European benchmark gas trades near a cycle low at €40/MWh ($13/MMBtu) with focus on weak demand and storage levels at 57% full being about 20% higher than usual for this time of year. Imports of LNG may hit a record in the coming weeks as US export continues to rise and competition from other buyers around the world remains muted. During the past week, an average 14.3 billion cubic feet of gas flowed daily to US export terminals, an 18.4% year-on-year increase. The combination of these developments has left the market wondering whether EU storage sites can be filled before September – a development that potentially could send spot prices even lower.

However, so far the winter 2023/24 gas price which covers the period from October to March next year has yet to turn decisively lower, still trading around €55/MWh. A sign the market is not entirely comfortable about sending prices lower, primarily on expectations for a normal winter that would trigger higher demand than the recent one.

Copper trades lower on growth fears despite miners seeing a tight supply outlook:

Mining companies’ quarterly results are continuing to roll in, and they highlight that global tightness in the copper market will continue at a time when copper consumption continues to rise, with the green energy transition driving demand from electrical vehicles, renewable power generation, energy storage and transmission. BHP reported a 12% rise in copper production for its nine-month reporting period, while keeping its production guidance for the year unchanged. Rio Tinto meanwhile cut its outlook for copper production due to technical problems at two mines, and Chilean copper production giant, Codelco reported first-quarter output being at the lower end of annual guidance and expects output to stay at similar levels through next year.
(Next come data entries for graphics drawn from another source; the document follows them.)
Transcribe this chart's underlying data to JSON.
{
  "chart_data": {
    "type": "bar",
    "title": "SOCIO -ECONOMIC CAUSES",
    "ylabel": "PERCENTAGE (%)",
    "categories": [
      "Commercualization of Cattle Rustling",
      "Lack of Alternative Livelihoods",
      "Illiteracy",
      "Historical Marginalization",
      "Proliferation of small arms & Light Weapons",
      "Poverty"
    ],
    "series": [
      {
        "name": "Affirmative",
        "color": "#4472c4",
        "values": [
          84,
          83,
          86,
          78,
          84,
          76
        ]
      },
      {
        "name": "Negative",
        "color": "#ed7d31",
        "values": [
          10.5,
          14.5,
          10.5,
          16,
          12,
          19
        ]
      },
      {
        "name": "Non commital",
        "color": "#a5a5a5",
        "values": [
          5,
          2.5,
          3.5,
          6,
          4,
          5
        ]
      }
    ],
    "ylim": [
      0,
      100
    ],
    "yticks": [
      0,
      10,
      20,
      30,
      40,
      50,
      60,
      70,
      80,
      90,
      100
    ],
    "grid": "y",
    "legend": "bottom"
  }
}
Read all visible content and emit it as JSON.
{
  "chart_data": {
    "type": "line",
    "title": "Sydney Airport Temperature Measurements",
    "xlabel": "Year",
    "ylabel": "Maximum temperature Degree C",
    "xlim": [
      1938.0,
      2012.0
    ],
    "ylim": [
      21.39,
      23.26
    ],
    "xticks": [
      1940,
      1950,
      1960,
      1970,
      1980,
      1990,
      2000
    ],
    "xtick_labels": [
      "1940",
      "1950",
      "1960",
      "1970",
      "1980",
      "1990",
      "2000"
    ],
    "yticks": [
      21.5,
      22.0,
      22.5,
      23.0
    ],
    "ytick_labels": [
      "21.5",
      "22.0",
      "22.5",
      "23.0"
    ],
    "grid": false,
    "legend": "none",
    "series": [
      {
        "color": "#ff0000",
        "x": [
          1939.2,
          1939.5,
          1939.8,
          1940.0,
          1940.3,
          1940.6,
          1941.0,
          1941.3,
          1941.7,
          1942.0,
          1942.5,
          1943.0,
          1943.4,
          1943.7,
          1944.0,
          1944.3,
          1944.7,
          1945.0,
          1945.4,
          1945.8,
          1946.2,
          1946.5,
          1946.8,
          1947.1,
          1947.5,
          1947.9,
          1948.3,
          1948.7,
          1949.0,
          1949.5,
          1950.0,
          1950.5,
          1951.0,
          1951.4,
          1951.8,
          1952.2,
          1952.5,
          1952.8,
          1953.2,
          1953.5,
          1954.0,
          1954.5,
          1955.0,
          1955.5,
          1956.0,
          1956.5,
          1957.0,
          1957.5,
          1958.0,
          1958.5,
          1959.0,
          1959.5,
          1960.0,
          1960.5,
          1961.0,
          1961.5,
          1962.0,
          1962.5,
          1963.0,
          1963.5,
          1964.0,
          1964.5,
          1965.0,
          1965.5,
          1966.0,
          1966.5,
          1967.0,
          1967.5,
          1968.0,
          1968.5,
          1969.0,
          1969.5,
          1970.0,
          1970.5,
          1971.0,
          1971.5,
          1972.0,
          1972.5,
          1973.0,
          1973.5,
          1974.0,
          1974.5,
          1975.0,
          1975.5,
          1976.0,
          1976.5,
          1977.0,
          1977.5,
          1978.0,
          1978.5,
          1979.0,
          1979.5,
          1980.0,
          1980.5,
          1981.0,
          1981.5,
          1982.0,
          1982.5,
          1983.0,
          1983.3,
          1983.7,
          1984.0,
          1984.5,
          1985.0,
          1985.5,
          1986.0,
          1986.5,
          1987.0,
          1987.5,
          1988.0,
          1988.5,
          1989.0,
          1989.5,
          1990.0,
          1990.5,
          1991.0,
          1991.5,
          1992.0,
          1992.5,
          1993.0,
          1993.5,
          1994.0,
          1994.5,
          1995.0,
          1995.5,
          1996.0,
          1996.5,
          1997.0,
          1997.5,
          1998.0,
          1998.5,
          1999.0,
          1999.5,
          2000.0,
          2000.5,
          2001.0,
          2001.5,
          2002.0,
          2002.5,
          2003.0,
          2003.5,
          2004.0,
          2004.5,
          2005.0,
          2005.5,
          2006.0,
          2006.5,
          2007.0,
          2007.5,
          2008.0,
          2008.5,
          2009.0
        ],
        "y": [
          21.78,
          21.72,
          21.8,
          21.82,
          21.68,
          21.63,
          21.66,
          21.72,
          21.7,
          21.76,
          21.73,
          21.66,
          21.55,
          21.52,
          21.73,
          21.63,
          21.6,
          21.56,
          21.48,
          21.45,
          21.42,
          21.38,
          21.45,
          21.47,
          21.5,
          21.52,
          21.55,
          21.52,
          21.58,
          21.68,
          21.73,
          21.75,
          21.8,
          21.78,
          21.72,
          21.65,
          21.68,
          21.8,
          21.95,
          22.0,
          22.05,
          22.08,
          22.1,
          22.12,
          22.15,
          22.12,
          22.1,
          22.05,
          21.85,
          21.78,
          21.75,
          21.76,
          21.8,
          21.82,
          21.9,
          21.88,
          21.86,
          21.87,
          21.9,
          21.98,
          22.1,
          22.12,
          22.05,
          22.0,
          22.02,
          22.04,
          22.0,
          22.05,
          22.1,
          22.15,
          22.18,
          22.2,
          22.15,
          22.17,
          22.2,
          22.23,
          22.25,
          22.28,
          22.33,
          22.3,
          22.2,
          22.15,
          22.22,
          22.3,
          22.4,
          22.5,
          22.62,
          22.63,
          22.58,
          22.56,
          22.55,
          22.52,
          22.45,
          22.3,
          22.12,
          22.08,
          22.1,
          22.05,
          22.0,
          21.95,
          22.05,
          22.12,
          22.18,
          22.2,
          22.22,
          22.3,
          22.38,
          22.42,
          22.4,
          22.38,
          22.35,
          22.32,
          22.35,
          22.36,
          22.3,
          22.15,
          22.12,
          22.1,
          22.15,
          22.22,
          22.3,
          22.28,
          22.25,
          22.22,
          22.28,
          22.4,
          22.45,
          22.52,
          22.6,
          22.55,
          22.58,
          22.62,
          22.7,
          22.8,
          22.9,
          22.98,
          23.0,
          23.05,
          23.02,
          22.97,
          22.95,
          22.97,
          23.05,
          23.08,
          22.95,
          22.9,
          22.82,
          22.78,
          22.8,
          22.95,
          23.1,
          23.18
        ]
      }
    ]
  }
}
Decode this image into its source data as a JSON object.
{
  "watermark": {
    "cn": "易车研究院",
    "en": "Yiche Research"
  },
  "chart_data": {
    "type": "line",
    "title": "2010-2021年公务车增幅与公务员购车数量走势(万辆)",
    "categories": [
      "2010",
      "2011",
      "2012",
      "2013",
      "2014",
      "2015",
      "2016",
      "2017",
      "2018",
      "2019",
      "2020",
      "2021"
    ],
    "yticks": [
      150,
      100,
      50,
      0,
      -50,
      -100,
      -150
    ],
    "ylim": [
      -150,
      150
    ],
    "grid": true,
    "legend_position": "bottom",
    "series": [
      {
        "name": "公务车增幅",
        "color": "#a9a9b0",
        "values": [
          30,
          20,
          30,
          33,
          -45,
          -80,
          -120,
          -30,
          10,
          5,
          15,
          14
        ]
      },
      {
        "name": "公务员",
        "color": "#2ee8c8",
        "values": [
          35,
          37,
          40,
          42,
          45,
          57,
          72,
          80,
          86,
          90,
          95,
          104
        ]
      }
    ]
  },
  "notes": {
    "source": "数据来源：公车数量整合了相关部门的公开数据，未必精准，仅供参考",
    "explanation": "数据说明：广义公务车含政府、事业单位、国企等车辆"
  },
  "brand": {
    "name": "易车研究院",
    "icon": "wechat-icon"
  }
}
Despite expectations that long term supply will struggle to keep pace with demand as the mention green energy transition gathers momentum, the short-term outlook for copper points to continued rangebound trading as these supporting factors are being offset by recession concerns following a week of softer than expected economic data. The High Grade and LME copper futures traded lower in response to these developments with HGc1 returning to the centre of its current $3.8 to $4.2 range.